Ее глаза стали влажными, очень грустными, губы обиженно вытянулись.

Я тут же воспылал желанием принести ей в жертву все свободные часы, даже на время отложил свою розовую тетрадь.

- Хочешь, я научу тебя читать и писать? - горячо предложил я. - Ты будешь читать так же, как и я. И писать быстро научишься. Сама будешь писать письма… кавалерам, - не удержался я от шпильки.

Она с упреком взглянула на меня пасмурными глазами.

- Каким кавалерам?! Выдумаешь! Я пошутковала. Я брату на войну буду писать. Всем кому надо буду писать. Так научишь?

- Научу. Это для меня - ерунда, - похвастался я. - Вот у меня тут и тетради есть, - сунул я руку в ящик стола. - Только ты приходи по вечерам, когда я буду приезжать с работы. Ладно? И, по воскресеньям приходи.

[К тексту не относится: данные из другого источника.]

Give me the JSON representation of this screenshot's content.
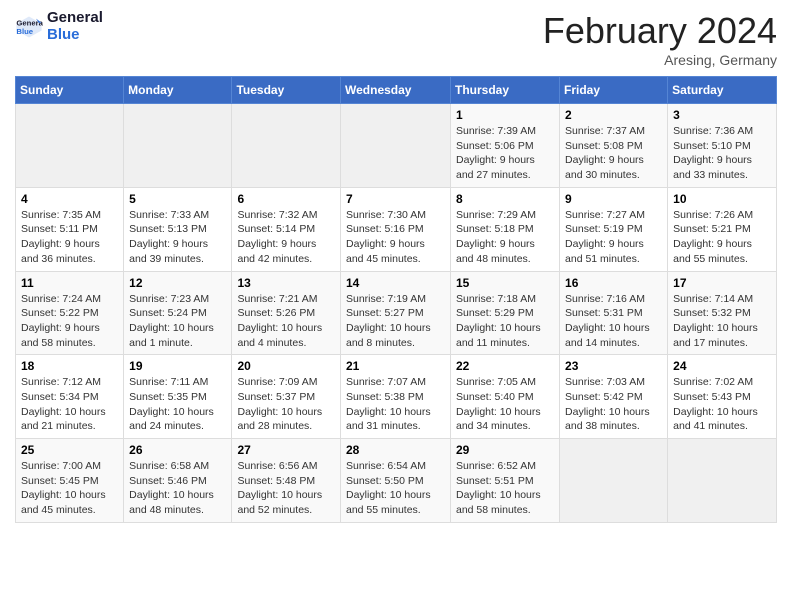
{
  "logo": {
    "line1": "General",
    "line2": "Blue"
  },
  "title": "February 2024",
  "location": "Aresing, Germany",
  "weekdays": [
    "Sunday",
    "Monday",
    "Tuesday",
    "Wednesday",
    "Thursday",
    "Friday",
    "Saturday"
  ],
  "weeks": [
    [
      {
        "day": "",
        "info": ""
      },
      {
        "day": "",
        "info": ""
      },
      {
        "day": "",
        "info": ""
      },
      {
        "day": "",
        "info": ""
      },
      {
        "day": "1",
        "info": "Sunrise: 7:39 AM\nSunset: 5:06 PM\nDaylight: 9 hours and 27 minutes."
      },
      {
        "day": "2",
        "info": "Sunrise: 7:37 AM\nSunset: 5:08 PM\nDaylight: 9 hours and 30 minutes."
      },
      {
        "day": "3",
        "info": "Sunrise: 7:36 AM\nSunset: 5:10 PM\nDaylight: 9 hours and 33 minutes."
      }
    ],
    [
      {
        "day": "4",
        "info": "Sunrise: 7:35 AM\nSunset: 5:11 PM\nDaylight: 9 hours and 36 minutes."
      },
      {
        "day": "5",
        "info": "Sunrise: 7:33 AM\nSunset: 5:13 PM\nDaylight: 9 hours and 39 minutes."
      },
      {
        "day": "6",
        "info": "Sunrise: 7:32 AM\nSunset: 5:14 PM\nDaylight: 9 hours and 42 minutes."
      },
      {
        "day": "7",
        "info": "Sunrise: 7:30 AM\nSunset: 5:16 PM\nDaylight: 9 hours and 45 minutes."
      },
      {
        "day": "8",
        "info": "Sunrise: 7:29 AM\nSunset: 5:18 PM\nDaylight: 9 hours and 48 minutes."
      },
      {
        "day": "9",
        "info": "Sunrise: 7:27 AM\nSunset: 5:19 PM\nDaylight: 9 hours and 51 minutes."
      },
      {
        "day": "10",
        "info": "Sunrise: 7:26 AM\nSunset: 5:21 PM\nDaylight: 9 hours and 55 minutes."
      }
    ],
    [
      {
        "day": "11",
        "info": "Sunrise: 7:24 AM\nSunset: 5:22 PM\nDaylight: 9 hours and 58 minutes."
      },
      {
        "day": "12",
        "info": "Sunrise: 7:23 AM\nSunset: 5:24 PM\nDaylight: 10 hours and 1 minute."
      },
      {
        "day": "13",
        "info": "Sunrise: 7:21 AM\nSunset: 5:26 PM\nDaylight: 10 hours and 4 minutes."
      },
      {
        "day": "14",
        "info": "Sunrise: 7:19 AM\nSunset: 5:27 PM\nDaylight: 10 hours and 8 minutes."
      },
      {
        "day": "15",
        "info": "Sunrise: 7:18 AM\nSunset: 5:29 PM\nDaylight: 10 hours and 11 minutes."
      },
      {
        "day": "16",
        "info": "Sunrise: 7:16 AM\nSunset: 5:31 PM\nDaylight: 10 hours and 14 minutes."
      },
      {
        "day": "17",
        "info": "Sunrise: 7:14 AM\nSunset: 5:32 PM\nDaylight: 10 hours and 17 minutes."
      }
    ],
    [
      {
        "day": "18",
        "info": "Sunrise: 7:12 AM\nSunset: 5:34 PM\nDaylight: 10 hours and 21 minutes."
      },
      {
        "day": "19",
        "info": "Sunrise: 7:11 AM\nSunset: 5:35 PM\nDaylight: 10 hours and 24 minutes."
      },
      {
        "day": "20",
        "info": "Sunrise: 7:09 AM\nSunset: 5:37 PM\nDaylight: 10 hours and 28 minutes."
      },
      {
        "day": "21",
        "info": "Sunrise: 7:07 AM\nSunset: 5:38 PM\nDaylight: 10 hours and 31 minutes."
      },
      {
        "day": "22",
        "info": "Sunrise: 7:05 AM\nSunset: 5:40 PM\nDaylight: 10 hours and 34 minutes."
      },
      {
        "day": "23",
        "info": "Sunrise: 7:03 AM\nSunset: 5:42 PM\nDaylight: 10 hours and 38 minutes."
      },
      {
        "day": "24",
        "info": "Sunrise: 7:02 AM\nSunset: 5:43 PM\nDaylight: 10 hours and 41 minutes."
      }
    ],
    [
      {
        "day": "25",
        "info": "Sunrise: 7:00 AM\nSunset: 5:45 PM\nDaylight: 10 hours and 45 minutes."
      },
      {
        "day": "26",
        "info": "Sunrise: 6:58 AM\nSunset: 5:46 PM\nDaylight: 10 hours and 48 minutes."
      },
      {
        "day": "27",
        "info": "Sunrise: 6:56 AM\nSunset: 5:48 PM\nDaylight: 10 hours and 52 minutes."
      },
      {
        "day": "28",
        "info": "Sunrise: 6:54 AM\nSunset: 5:50 PM\nDaylight: 10 hours and 55 minutes."
      },
      {
        "day": "29",
        "info": "Sunrise: 6:52 AM\nSunset: 5:51 PM\nDaylight: 10 hours and 58 minutes."
      },
      {
        "day": "",
        "info": ""
      },
      {
        "day": "",
        "info": ""
      }
    ]
  ]
}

Саша недоверчиво смотрела на меня. Теперь глаза ее весело щурились, смеялись.

- И без обеда будешь оставлять? И на коленки ставить? Кажут: учителя в школе дюже сердитые. Чуть что - враз на колени.

- Ну зачем же на колени… - всерьез смутился я. - Ведь ты будешь учиться хорошо.

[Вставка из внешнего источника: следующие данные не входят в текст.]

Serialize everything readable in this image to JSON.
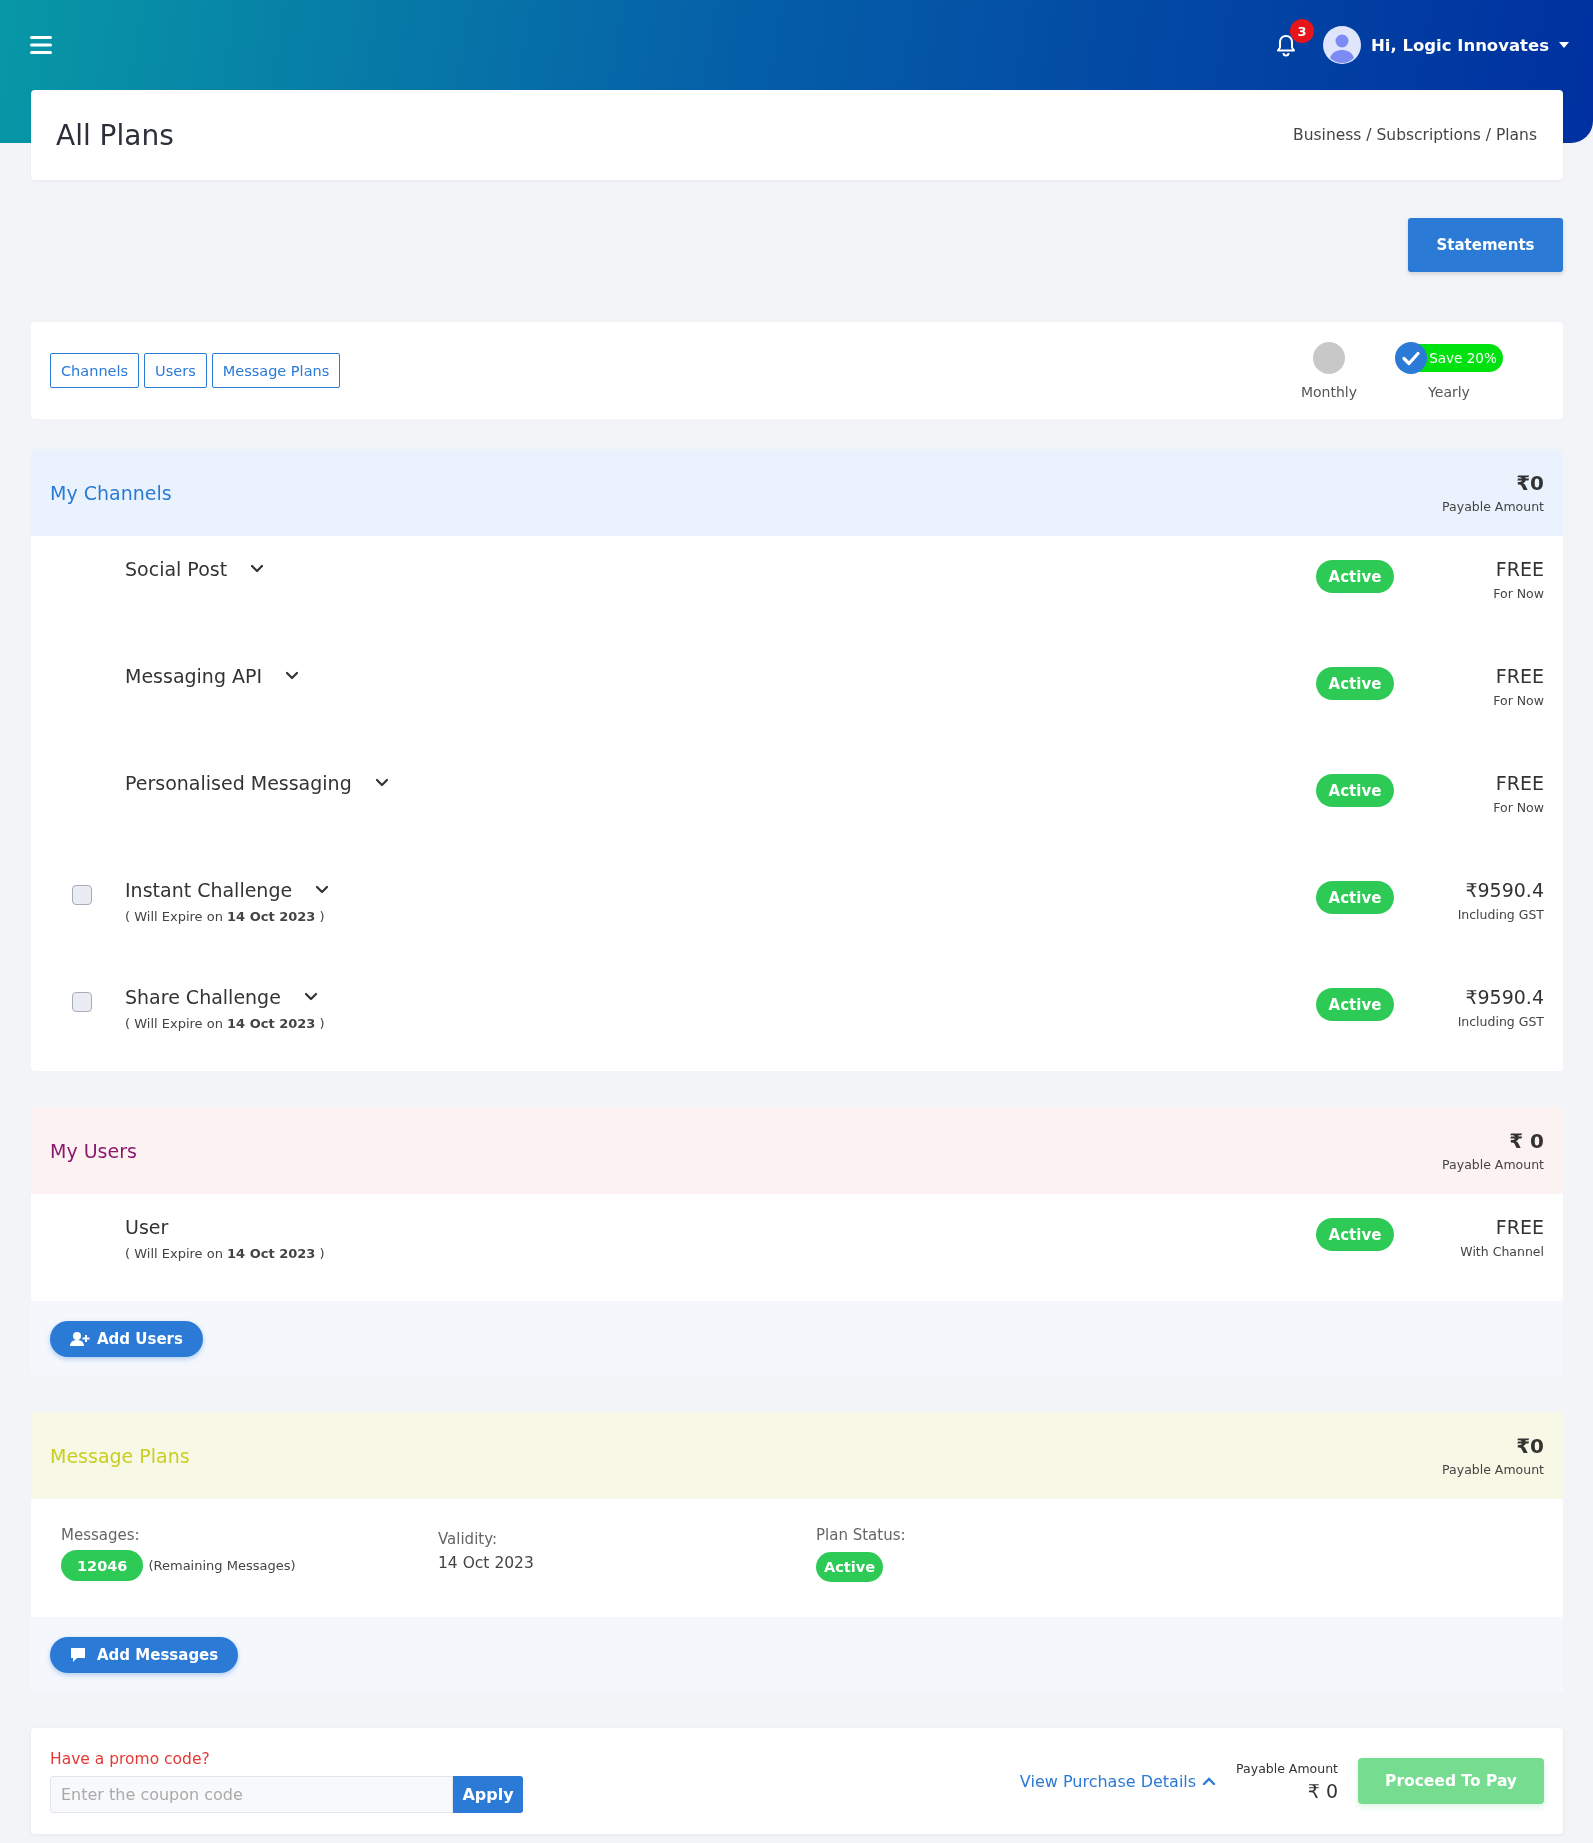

- Постараюсь… - Она очень ласково взглянула на меня. И вдруг добавила, проникновенно и грустно: - А ты добрый, Ёра… Я так и знала… Помнишь, как ты отдал мне все тюльпаны? Эх, если бы все так было, как ты кажешь. Если бы не эта растреклятая работа - то скотину поить, то корм задавать, то на бойне папане помогать, то на огороде. Закружишься, ей-богу. Обрыдло мне. И весь этот двор… баз… кровь… гноище… - Саша досадливо махнула рукой. - Так и забежала бы куда-нибудь…

Признание Саши удивило меня. "А я-то думал, жизнь ее куда легче моей…"

Саша продолжала тихо и ровно, как будто и не жаловалась, а просто раздумывала вслух:

- Папенька наш жадные… Не хочут работника лишнего нанимать. Сами, кажут, будем управляться. То, бывало, до войны братья Ёся и Коля управлялись, а зараз - я да Кирюша. А папенька злые, не приведи бог. Чуть чего не так - держаком або лопатой по спине. Ежели бы маманя да братец Кирюша не заступались, совсем бы житья не было… Только и того, что вечерком на улицу выбежишь. Погуляешь. А тебе - что… Тебе можно книжки читать.

Я подавленно спросил:

- И в школу тебя поэтому не отдали?

- А то почему же. Конечно, поэтому. Ни Анюту-покойницу, ни Лелю, что за Сенькой Твердовым, папенька не пустили в школу. Кажут: девчатам это ни к чему!

- И ты не просилась учиться? - возмущенно спросил я.

- А у кого проситься? У папеньки? Да они такого плетюгана за это дадут - год будешь чухаться.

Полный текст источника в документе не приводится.